Arseno bangkit dan mencoba meraih dompetnya, namun bukannya mendapatkannya. Dompet miliknya malah terlempar tepat berada di depan seorang anak gadis perawakannya sama seperti Arseno.

“Kayanya kalian seneng banget ngebully dia,” seru seorang perempuan berjalan ke arah taman.

“Nggak usah ikut campur, ini urusan laki-laki,” timpal salah seorang ketuanya.

Anak perempuan yang terlihat di seragamnya ada name tag 'Ginela Odelia' hanya mendelik tak suka jika ada seorang anak yang sedang membully orang lain tepat di depan matanya. “Tapi itu urusan aing!” seru Ginela dengan nada yang meninggi.

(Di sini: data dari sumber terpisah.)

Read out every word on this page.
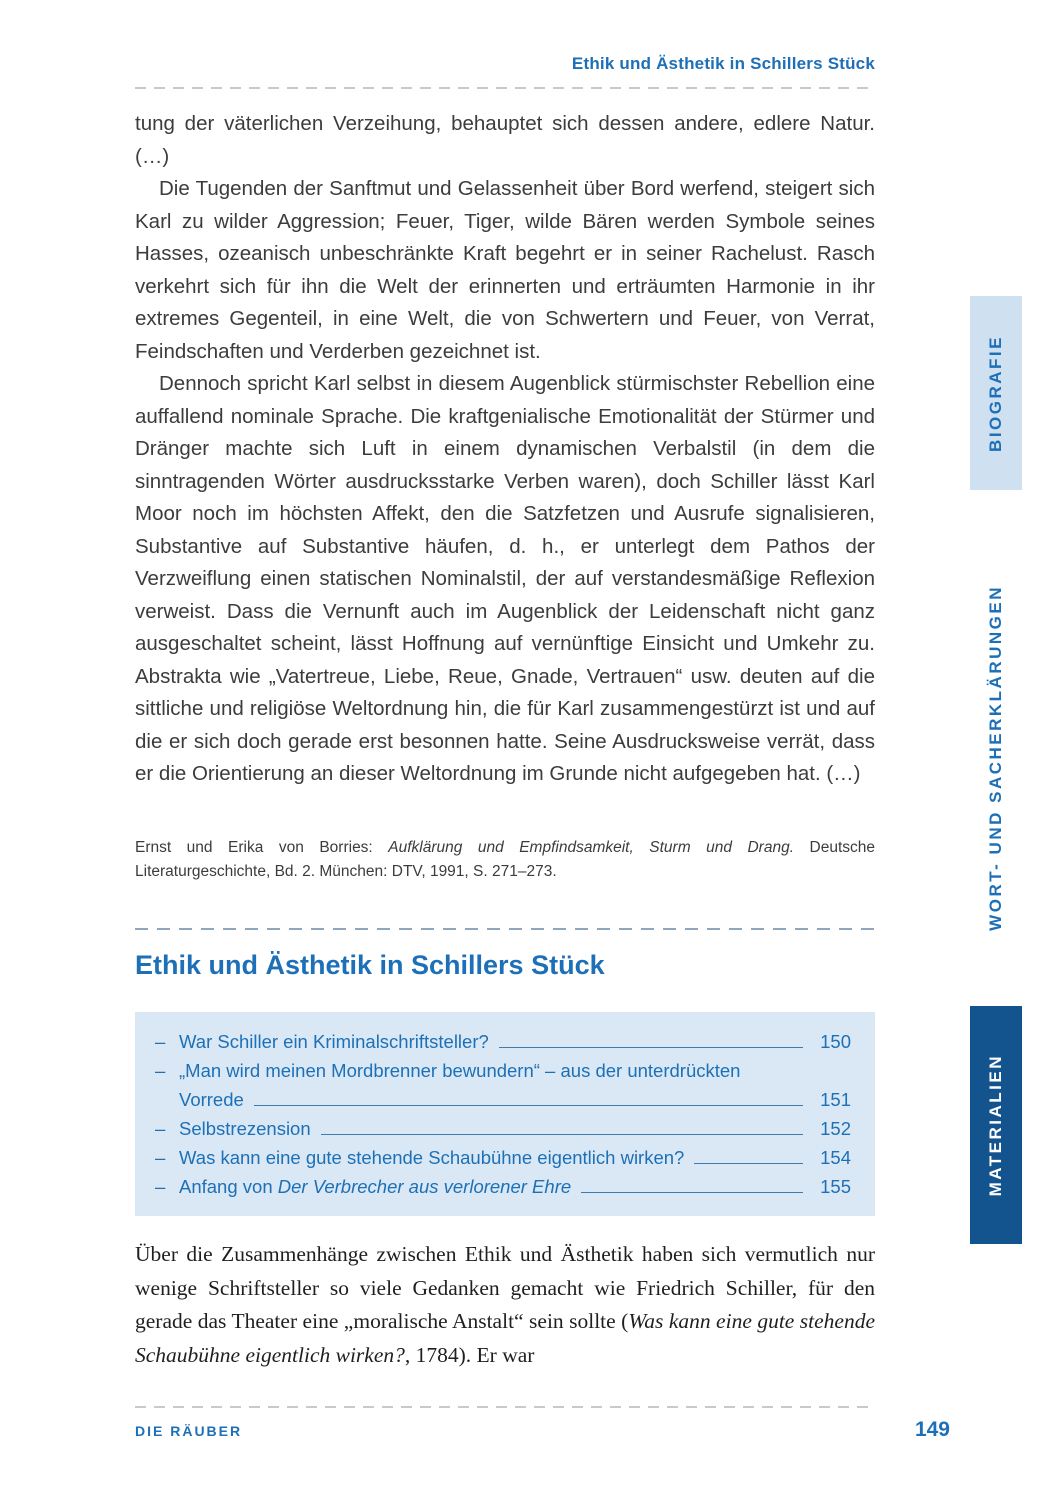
Ethik und Ästhetik in Schillers Stück

tung der väterlichen Verzeihung, behauptet sich dessen andere, edlere Natur. (…)

Die Tugenden der Sanftmut und Gelassenheit über Bord werfend, steigert sich Karl zu wilder Aggression; Feuer, Tiger, wilde Bären werden Symbole seines Hasses, ozeanisch unbeschränkte Kraft begehrt er in seiner Rachelust. Rasch verkehrt sich für ihn die Welt der erinnerten und erträumten Harmonie in ihr extremes Gegenteil, in eine Welt, die von Schwertern und Feuer, von Verrat, Feindschaften und Verderben gezeichnet ist.

Dennoch spricht Karl selbst in diesem Augenblick stürmischster Rebellion eine auffallend nominale Sprache. Die kraftgenialische Emotionalität der Stürmer und Dränger machte sich Luft in einem dynamischen Verbalstil (in dem die sinntragenden Wörter ausdrucksstarke Verben waren), doch Schiller lässt Karl Moor noch im höchsten Affekt, den die Satzfetzen und Ausrufe signalisieren, Substantive auf Substantive häufen, d. h., er unterlegt dem Pathos der Verzweiflung einen statischen Nominalstil, der auf verstandesmäßige Reflexion verweist. Dass die Vernunft auch im Augenblick der Leidenschaft nicht ganz ausgeschaltet scheint, lässt Hoffnung auf vernünftige Einsicht und Umkehr zu. Abstrakta wie „Vatertreue, Liebe, Reue, Gnade, Vertrauen“ usw. deuten auf die sittliche und religiöse Weltordnung hin, die für Karl zusammengestürzt ist und auf die er sich doch gerade erst besonnen hatte. Seine Ausdrucksweise verrät, dass er die Orientierung an dieser Weltordnung im Grunde nicht aufgegeben hat. (…)

Ernst und Erika von Borries: Aufklärung und Empfindsamkeit, Sturm und Drang. Deutsche Literaturgeschichte, Bd. 2. München: DTV, 1991, S. 271–273.
Ethik und Ästhetik in Schillers Stück
– War Schiller ein Kriminalschriftsteller?	150
– „Man wird meinen Mordbrenner bewundern“ – aus der unterdrückten
Vorrede	151
– Selbstrezension	152
– Was kann eine gute stehende Schaubühne eigentlich wirken?	154
– Anfang von Der Verbrecher aus verlorener Ehre	155
Über die Zusammenhänge zwischen Ethik und Ästhetik haben sich vermutlich nur wenige Schriftsteller so viele Gedanken gemacht wie Friedrich Schiller, für den gerade das Theater eine „moralische Anstalt“ sein sollte (Was kann eine gute stehende Schaubühne eigentlich wirken?, 1784). Er war
DIE RÄUBER	149
BIOGRAFIE
WORT- UND SACHERKLÄRUNGEN
MATERIALIEN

“Lu siapa, berani-beraninya ngebentak?” Tanya nya kemudian menghampiri Ginela.

“Gua temennya anak yang lu bully. Balikin uangnya sama dia.”

Anak laki-laki itu tak bergeming hanya menatap ka arah Ginela tak suka. Ginela seorang perempuan yang sedikit tomboy menghampiri Arseno yang terlihat ketakutan, hanya menundukan kepalanya.

“Kamu nggak apa-apa?” Tanya Ginela khawatir.

“Cih, sok pahlawan!” sergah anak lelaki itu.

Ginela tak mengubris perkataan anak laki-laki tersebut, dirinya membantu Arseno membereskan barang-barang ke dalam tas. “Jangan takut, ada Ela di sini.” lalu berjalan menggandeng tangan Arseno pergi.

Namun sebuah tangan mencekal tangan Arseno dengan erat, agar tidak pergi dari sana. Ginela menoleh ketika terasa tangannya lebih berat ketika dirinya menarik tangan teman barunya itu. Akhirnya menolehkan kepalanya,

“Lepasin tangannya sebelum gua teriak!”

Anak lelaki itu makin mempererat cekalannya tanpa memperdulikan Arseno yang kesakitan. Padahal di situ badan Arseno lebih besar dibandingkan anak lelaki yang membullynya. Akan tetapi, dasarnya hatinya lembek, semuanya terasa tak kuat bagi Arseno.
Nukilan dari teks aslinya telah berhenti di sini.